What kind of Nat though? You can use upnp, predictable mapping, etc. and still allow the traffic through. And that's only with ipv4, because you can run zerotier over IPv6.
> What kind of Nat though? You can use upnp, predictable mapping, etc. and still allow the traffic through.
Your computer can talk to your home router (CPE) and punch a hole for a connection, but if your WAN port does not have a public IP address, but rather itself also has a private address (probably 100.64/10), the CPE cannot talk to the ISP's router to punch a hole:
Double Nat on one side is not that universal. Across Europe and Australia I've seen it maybe once on a residential connection. I'm sure it's used, but the comment about the US in the post above just doesn't match my experience.
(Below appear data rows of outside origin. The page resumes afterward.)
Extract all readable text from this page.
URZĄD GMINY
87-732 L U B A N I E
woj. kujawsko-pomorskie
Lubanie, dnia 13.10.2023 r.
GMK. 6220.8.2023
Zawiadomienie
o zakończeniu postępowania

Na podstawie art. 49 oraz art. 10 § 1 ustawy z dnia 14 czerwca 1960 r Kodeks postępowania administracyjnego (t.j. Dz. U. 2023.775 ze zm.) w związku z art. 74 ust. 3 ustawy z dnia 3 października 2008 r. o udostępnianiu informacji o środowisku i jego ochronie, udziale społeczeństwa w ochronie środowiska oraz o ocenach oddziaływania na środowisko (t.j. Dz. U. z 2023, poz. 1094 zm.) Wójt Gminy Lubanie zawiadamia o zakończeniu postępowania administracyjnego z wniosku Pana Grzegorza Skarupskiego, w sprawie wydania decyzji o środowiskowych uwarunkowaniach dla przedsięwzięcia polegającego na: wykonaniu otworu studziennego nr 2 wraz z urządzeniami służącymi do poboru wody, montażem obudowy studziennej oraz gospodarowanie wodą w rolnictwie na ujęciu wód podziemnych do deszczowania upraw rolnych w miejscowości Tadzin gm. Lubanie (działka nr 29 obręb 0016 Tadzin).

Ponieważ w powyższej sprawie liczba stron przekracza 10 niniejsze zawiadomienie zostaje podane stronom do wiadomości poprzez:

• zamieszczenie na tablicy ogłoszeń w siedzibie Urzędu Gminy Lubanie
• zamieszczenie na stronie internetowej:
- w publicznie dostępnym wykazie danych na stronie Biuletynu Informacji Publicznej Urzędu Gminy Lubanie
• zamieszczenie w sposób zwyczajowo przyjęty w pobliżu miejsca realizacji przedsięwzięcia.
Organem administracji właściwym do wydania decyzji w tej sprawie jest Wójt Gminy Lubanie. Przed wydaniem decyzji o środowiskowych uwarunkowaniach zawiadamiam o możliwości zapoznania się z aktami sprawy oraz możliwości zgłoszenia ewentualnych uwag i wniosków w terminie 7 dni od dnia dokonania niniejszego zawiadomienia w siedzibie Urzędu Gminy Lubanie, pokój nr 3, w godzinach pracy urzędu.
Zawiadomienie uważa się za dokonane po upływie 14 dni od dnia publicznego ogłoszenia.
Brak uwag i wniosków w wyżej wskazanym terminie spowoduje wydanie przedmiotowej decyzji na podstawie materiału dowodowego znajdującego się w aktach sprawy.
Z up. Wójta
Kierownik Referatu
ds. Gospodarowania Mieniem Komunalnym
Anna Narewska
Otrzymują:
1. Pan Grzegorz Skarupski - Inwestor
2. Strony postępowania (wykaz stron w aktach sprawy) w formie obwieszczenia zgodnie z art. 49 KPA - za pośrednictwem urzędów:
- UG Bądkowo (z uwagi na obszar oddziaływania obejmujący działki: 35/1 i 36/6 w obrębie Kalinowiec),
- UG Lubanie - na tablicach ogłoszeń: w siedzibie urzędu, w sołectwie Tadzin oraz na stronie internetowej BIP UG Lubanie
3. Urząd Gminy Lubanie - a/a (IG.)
Great for you for not having to experience it, but that doesn't mean it sucks any less for those less fortunate:
> Our [Native American] tribal network started out IPv6, but soon learned we had to somehow support IPv4 only traffic. It took almost 11 months in order to get a small amount of IPv4 addresses allocated for this use. In fact there were only enough addresses to cover maybe 1% of population. So we were forced to create a very expensive proxy/translation server in order to support this traffic.
> We learned a very expensive lesson. 71% of the IPv4 traffic we were supporting was from ROKU devices. 9% coming from DishNetwork & DirectTV satellite tuners, 11% from HomeSecurity cameras and systems, and remaining 9% we replaced extremely outdated Point of Sale(POS) equipment. So we cut ROKU some slack three years ago by spending a little over $300k just to support their devices.
foreseeable yet still somewhat surprising that having a clean v4 address on the cpe has become a very privileged position.
just the other day i was discouraging a youngster from manually populating his hosts-file in order to circumvent a dmca-related dns block.... what has the world come to.